I soon came to see that the staff and my peers cared about me and wanted the best for me. I was provided mandated counseling to get to the bottom of my problems and was able to counsel others with the same issues I had as well as other issues I didn’t have, but that made me think of solutions and develop more empathy.
Some say that people should be locked up and that is being “tough on crime.” I can tell you that being locked in a room 23 hours a day — where you can continue to develop your criminal mindset and your ego — is not as “tough” as my journey was through the juvenile system. Sure the days go by slow being in a cell, but you don’t have to deal with your issues or even pretend to care about others.

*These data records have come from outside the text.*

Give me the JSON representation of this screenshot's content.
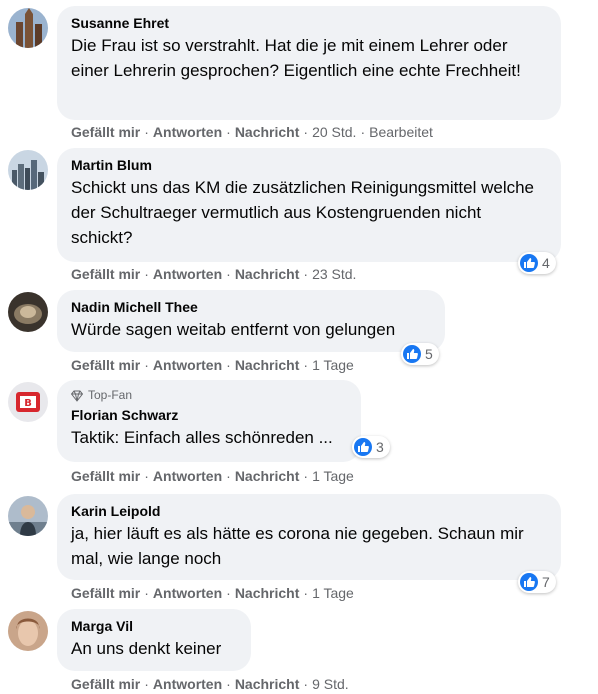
{
  "actions": {
    "like": "Gefällt mir",
    "reply": "Antworten",
    "message": "Nachricht",
    "separator": "·"
  },
  "comments": [
    {
      "author": "Susanne Ehret",
      "text": "Die Frau ist so verstrahlt. Hat die je mit einem Lehrer oder einer Lehrerin gesprochen? Eigentlich eine echte Frechheit!",
      "time": "20 Std.",
      "edited": "Bearbeitet"
    },
    {
      "author": "Martin Blum",
      "text": "Schickt uns das KM die zusätzlichen Reinigungsmittel welche der Schultraeger vermutlich aus Kostengruenden nicht schickt?",
      "time": "23 Std.",
      "reactions": "4"
    },
    {
      "author": "Nadin Michell Thee",
      "text": "Würde sagen weitab entfernt von gelungen",
      "time": "1 Tage",
      "reactions": "5"
    },
    {
      "badge": "Top-Fan",
      "author": "Florian Schwarz",
      "text": "Taktik: Einfach alles schönreden ...",
      "time": "1 Tage",
      "reactions": "3"
    },
    {
      "author": "Karin Leipold",
      "text": "ja, hier läuft es als hätte es corona nie gegeben. Schaun mir mal, wie lange noch",
      "time": "1 Tage",
      "reactions": "7"
    },
    {
      "author": "Marga Vil",
      "text": "An uns denkt keiner",
      "time": "9 Std."
    }
  ],
  "colors": {
    "bubble": "#f0f2f5",
    "meta": "#65676b",
    "like_blue": "#1877f2"
  }
}
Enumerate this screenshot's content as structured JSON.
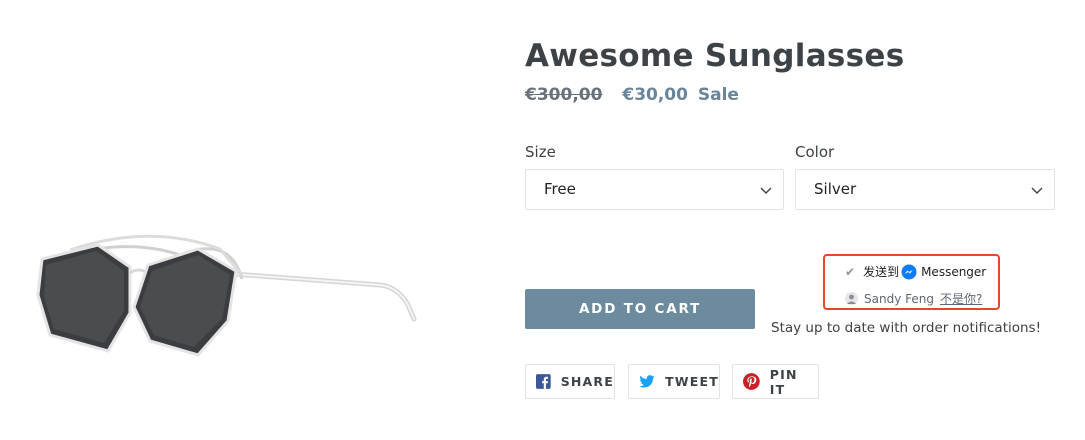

Tell me, what is harder? Learning new ways to con people, dreaming about how you are going to be a better criminal and at the same time making new drug and criminal contacts, or being confronted every time you do something that shows you have an issue and being forced to acknowledge the problem.
Do you think it’s harder to mask your problems or to have to face them and break down your negative coping mechanisms and learn new, positive ones and be held accountable to use them?
I’ll give another example of what I think is “tough.” I was in the juvenile corrections center with all types of offenders, even sex offenders. In jail their name was simply “Moe.” At St. Anthony I was expected to give all my peers at least a minimal level of respect. I’ll tell you right now that was “tough.” We held each other accountable for our attitudes towards others and anything the staff or other peers pointed out that could be linked to a behavioral issue.
One of my safeguards was to not get emotional around others because it made me look weak. With the close comradery of other peers the emotional fronts began to disappear and I got to know the person “behind the mask.” This encouraged me to help them in groups and try to empathize and understand where they were coming from and search for a solution because I cared about them. Caring about people is hard. Before, I would just look out for myself. Now I was put into a situation where I was responsible not just for myself, but for the well-being, progress and outcome of others.
The hardest thing for me was to open up and trust these other “offenders” with my personal problems. I was expected to be honest in order to progress in the program. I had to totally drop my hard persona and deal with issues that had led me into the system.
Being locked in a cell … you think that’s tough? Try having to change your life, values and morals…now that is tough.